Unwrapping the Russian Enigma
LENIN'S TOMB: THE LAST DAYS OF THE SOVIET EMPIRE By David Remnick. Random House, 576 pp., $25.
AT THE HIGHEST LEVELS: THE INSIDE STORY OF THE END OF THE COLD WAR By Michael R. Beschloss and Strobe Talbott. Little, Brown, 498 pp., $24.95.
INSIDE GORBACHEV'S KREMLIN By Yegor Ligachev. Translated from the Russian by Catherine A. Fitzpatrick, Michael A. BErdy, and Dobrochna Dyrcz-Freeman. Pantheon Books, 369 pp., $27.50.
FOR half a century, the world teetered uneasily as Western democracies and the Soviet bloc vied for power. Through those decades, Western leaders and experts speculated - mostly erroneously - how the superpower rivalry would play out.
By 1989, events were spinning out of control. The Berlin Wall came down; countries in Eastern Europe broke away from Moscow; and Germany headed toward unification against uncertain rumblings in the Kremlin.

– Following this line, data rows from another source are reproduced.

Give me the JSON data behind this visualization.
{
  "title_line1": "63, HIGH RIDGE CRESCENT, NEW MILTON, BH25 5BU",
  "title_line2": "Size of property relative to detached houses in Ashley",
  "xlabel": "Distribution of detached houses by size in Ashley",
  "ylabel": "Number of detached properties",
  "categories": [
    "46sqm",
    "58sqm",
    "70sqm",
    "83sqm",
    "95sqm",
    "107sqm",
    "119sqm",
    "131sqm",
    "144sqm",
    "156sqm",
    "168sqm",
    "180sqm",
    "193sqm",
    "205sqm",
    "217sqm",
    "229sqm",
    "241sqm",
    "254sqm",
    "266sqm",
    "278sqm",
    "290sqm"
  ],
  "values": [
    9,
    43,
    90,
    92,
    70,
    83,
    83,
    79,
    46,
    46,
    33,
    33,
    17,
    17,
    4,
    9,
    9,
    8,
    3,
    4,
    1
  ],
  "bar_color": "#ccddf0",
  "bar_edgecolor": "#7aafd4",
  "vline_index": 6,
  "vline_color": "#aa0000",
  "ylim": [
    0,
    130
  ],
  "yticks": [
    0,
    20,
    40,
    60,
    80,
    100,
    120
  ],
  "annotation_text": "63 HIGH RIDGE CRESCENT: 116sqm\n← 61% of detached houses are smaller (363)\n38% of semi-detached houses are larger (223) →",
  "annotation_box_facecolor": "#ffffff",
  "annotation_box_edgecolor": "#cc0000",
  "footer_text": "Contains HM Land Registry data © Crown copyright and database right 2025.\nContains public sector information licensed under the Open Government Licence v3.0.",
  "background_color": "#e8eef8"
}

Yet Russia did not intervene militarily as it had in the 1950s and '60s. Instead, an unstoppable series of events demonstrated that the Moscow Communists could and would reform, dismantling their stagnant system in a relatively peaceful way.
How did this come about?
Three books, whose points of view intersect, go a long way toward answering the question.
My preference is David Remnick's "Lenin's Tomb: The Last Days of the Soviet Empire," which details the disintegration of the Soviet Union from his arrival in Moscow in 1988 as a correspondent for the Washington Post through his departure after the coup in August 1991, and when he returned in 1992.
Remnick is an observer of great scope. The grandson of Jewish immigrants from Russia, he is familiar with the culture of the West and the literature of the East. He writes with enormous ease, and the humor and honesty of a modern de Tocqueville.
Remnick documents the moral and physical corruption of the Soviet Union as he meanders through the dangerous pits of the Kuzbass coal mines and the sleazy bars and potholed back streets of Russian cities.
But his explanation of how human termites turned the Soviet system into a brittle, easily collapsible structure is probably the most compelling aspect of his book. Remnick documents the rot, from the archive rat and the modest journalist who methodically cataloged and exposed Stalin's crimes; to the intellectuals who were drawn to democracy but were ignorant of its complexities; to the secret-police commanders who were unwilling to fire on their own people; to power brokers like Mikhail Gorbachev, Alexan der Yakovlev, Boris Yeltsin, Eduard Shevardnadze, and Anatoly Sobchak, who did not realize they were opening Pandora's box but were capable of heroism when the great moment of truth arrived on Aug. 19, 1991.
By contrast, "At the Highest Levels: The Inside Story of the End of the Cold War," by Michael R. Beschloss and Strobe Talbott, provides an extraordinary insight into the Bush administration as it attempted to cope with disintegrating Russia and coax it toward reform. Talbott, a longtime friend of President Clinton who is now ambassador-at-large for Russia and Eastern Europe, lived through the era as a correspondent for Time magazine. Beschloss is known for easy-to-read histories, most recently his accoun t of the Kennedy-Khrushchev epoch.
In this narrative history, the reader learns, as if present in the corridors of power, that the Bush advisers had varying assessments of Russia's plight.
Some, like Robert Gates at the Central Intelligence Agency and Defense Secretary Dick Cheney, feared that Gorbachev would fail and be replaced by a more hostile regime. Others like Secretary of State James Baker III, and Bush himself, felt that Gorbachev could succeed, could be trusted, and should be encouraged.
Weighing on their minds was the concern that history might castigate the US for missing a historic opportunity to nudge Russia toward democracy. No wonder Bush approached German unification with trepidation, signaled Gorbachev that he would not criticize him too much in public for use of force in the Baltics, and rushed to warn him of threatening conspiracy in June 1991.
But "At the Highest Levels" exhibits a failing of American journalism: The writer's views are hidden under a seemingly objective presentation of facts.
Yegor Ligachev's "Inside Gorbachev's Kremlin," the latest in the new genre of tell-almost-all memoirs of Russian political leaders, is a justification of Ligachev's conservatism and a cri de coeur over the dismantling of a superpower's hard-won might by Russia's liberal reformers.
Particularly fascinating are Ligachev's clashes with Alexander Yakovlev. In the 1950s, Yakovlev was one of the first Soviet students to study in America. He later served as Soviet ambassador to Canada. For America, Yakovlev became the hero-reformer within the Soviet establishment. For Ligachev, he proved to be the evil genius who found the straw that broke the camel's back.